El cálculo entonces parece ser el siguiente: tanto Irán como Hezbollah consideran que necesitan -como reafirmación de su capacidad de disuasión- responder a lo que perciben como agresión israelí. Esa respuesta, cuya espera actual sin duda es parte de la estrategia, debe ser lo suficientemente fuerte como para transmitir un mensaje que, según la “economía de las represalias”, exprese en el caso iraní que la ofensa esta vez fue más grave que en el ataque de Damasco de abril, que llevó a la respuesta anterior. Este mensaje aplica tanto para aliados -que necesitan ver a Irán como el más fuerte del bloque- como para su propia sociedad, donde Masoud Pezeshkian, el nuevo presidente aliado de conocidos reformistas (como Mohamad Javad Zarif, el ex canciller persa, quien lideró su campaña y es ahora Vicepresidente para Asuntos Estratégicos) no puede darse el lujo de mostrarse débil ante sectores de línea dura que especulan sobre su capacidad de llevar las riendas del país. Pero este ataque no tan débil tampoco puede ser tan fuerte: la consecuencia, si llegase a serlo, sería de empujar a Irán a una guerra regional con potenciales consecuencias desastrosas.

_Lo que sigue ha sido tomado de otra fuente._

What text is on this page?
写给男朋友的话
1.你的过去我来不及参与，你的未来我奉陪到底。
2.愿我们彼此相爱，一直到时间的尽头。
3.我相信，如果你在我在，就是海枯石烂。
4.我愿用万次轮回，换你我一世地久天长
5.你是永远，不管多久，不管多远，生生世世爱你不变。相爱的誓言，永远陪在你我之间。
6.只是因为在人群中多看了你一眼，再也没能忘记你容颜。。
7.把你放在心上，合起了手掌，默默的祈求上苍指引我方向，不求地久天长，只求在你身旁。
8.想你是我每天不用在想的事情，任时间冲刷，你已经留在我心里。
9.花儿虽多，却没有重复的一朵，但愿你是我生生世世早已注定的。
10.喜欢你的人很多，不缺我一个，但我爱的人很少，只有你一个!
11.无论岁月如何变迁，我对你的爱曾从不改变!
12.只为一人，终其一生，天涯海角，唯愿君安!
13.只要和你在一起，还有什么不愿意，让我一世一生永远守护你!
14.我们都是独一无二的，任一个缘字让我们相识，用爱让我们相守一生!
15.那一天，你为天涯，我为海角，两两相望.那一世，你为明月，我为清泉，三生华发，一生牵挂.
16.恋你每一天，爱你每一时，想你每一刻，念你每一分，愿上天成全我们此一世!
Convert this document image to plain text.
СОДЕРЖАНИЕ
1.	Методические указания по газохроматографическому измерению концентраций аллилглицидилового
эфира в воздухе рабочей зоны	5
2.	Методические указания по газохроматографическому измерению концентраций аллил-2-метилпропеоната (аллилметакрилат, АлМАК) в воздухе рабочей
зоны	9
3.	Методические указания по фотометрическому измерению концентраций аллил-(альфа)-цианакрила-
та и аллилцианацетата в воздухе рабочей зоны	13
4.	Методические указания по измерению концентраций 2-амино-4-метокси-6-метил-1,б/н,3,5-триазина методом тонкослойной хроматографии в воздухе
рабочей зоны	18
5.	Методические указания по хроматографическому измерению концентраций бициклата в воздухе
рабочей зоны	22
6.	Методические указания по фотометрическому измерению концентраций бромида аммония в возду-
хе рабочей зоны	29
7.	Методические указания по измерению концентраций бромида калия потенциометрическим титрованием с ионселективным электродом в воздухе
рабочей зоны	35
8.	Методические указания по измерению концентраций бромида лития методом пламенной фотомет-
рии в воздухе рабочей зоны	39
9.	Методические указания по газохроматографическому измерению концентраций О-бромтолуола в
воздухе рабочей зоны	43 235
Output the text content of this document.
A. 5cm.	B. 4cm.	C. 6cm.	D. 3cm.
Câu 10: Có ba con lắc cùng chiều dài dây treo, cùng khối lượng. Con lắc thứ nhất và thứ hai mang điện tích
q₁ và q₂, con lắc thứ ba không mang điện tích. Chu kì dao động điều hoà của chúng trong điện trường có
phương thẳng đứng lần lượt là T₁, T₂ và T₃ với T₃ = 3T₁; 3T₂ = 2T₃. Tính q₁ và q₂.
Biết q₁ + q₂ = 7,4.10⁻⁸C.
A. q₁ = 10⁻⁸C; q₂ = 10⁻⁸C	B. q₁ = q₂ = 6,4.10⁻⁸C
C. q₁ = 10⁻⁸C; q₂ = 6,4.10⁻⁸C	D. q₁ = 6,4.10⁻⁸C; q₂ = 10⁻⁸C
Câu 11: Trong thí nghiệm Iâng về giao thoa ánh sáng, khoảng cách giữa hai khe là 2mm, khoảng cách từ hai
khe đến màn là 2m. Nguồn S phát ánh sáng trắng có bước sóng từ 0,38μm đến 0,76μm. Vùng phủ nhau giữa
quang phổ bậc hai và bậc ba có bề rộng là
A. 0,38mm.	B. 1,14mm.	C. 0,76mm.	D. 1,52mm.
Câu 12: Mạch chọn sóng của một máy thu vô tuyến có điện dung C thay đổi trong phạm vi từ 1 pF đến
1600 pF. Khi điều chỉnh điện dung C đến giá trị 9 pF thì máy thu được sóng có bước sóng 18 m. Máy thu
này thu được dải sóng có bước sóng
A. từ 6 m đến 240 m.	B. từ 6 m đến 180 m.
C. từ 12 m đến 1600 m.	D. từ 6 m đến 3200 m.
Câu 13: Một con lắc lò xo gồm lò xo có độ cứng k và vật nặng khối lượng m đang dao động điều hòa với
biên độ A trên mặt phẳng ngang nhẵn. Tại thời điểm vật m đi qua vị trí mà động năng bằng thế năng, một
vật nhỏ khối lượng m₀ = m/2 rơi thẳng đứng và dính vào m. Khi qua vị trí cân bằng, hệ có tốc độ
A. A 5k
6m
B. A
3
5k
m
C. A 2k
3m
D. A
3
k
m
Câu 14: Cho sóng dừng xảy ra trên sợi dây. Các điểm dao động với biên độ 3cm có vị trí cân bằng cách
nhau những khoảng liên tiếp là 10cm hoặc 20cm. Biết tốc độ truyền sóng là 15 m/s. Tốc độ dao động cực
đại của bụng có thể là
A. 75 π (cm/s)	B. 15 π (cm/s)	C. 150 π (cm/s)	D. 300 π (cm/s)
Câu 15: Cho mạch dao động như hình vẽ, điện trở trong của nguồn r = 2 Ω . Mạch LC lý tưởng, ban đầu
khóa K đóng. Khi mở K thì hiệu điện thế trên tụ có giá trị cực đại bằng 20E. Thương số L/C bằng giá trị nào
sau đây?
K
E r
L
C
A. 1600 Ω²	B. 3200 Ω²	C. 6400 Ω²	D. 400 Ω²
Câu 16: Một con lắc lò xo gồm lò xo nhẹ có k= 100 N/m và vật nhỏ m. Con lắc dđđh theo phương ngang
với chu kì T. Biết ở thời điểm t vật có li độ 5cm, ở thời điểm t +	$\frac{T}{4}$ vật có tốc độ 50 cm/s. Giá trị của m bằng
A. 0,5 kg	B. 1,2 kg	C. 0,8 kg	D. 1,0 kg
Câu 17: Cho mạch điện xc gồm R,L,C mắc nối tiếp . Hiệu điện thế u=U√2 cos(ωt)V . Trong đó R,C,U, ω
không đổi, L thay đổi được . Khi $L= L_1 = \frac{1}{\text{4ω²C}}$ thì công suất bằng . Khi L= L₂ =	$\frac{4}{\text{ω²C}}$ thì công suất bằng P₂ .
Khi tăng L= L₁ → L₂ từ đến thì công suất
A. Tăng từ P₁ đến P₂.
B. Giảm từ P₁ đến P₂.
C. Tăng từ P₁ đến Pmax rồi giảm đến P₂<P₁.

Si estas estimaciones son correctas, los principales riesgos de una guerra regional llegan por dos lados: el primero es que la respuesta iraní sea entendida como el disparador para la necesidad israelí de reafirmar su capacidad disuasiva y se produzca así una espiral difícil de controlar. Esto se da porque ninguna de las dos partes controla todas las cartas sobre la mesa, ni puede confiar en lo que el otro dice sobre sus intenciones. Para evitar esto, es clave esperar a ver cuál es la dimensión y cuáles son las consecuencias del ataque. En esto sin dudas se enfocan los canales indirectos de comunicación entre ambos países, y particularmente la mediación estadounidense. El truco está, como detallamos en la nota ya citada sobre los sucesos de abril, en encontrar un escenario donde ambas partes puedan declararse victoriosas y que permita también desescalar. El segundo factor de preocupación es que pueden suceder errores: si Irán apunta a un ataque reservado a una base militar, pero llega a afectar población civil, nos podemos encontrar ante un escenario totalmente diferente y más difícil de manejar.
En base a estas consideraciones, no es momento de lamentar el estallido de una vaticinada guerra regional, aunque todavía es temprano para suponer que una escalada está totalmente fuera de las posibilidades. Sea cual sea el camino que tome la región, la respuesta iraní sentará el tono para la dinámica de las próximas semanas o meses.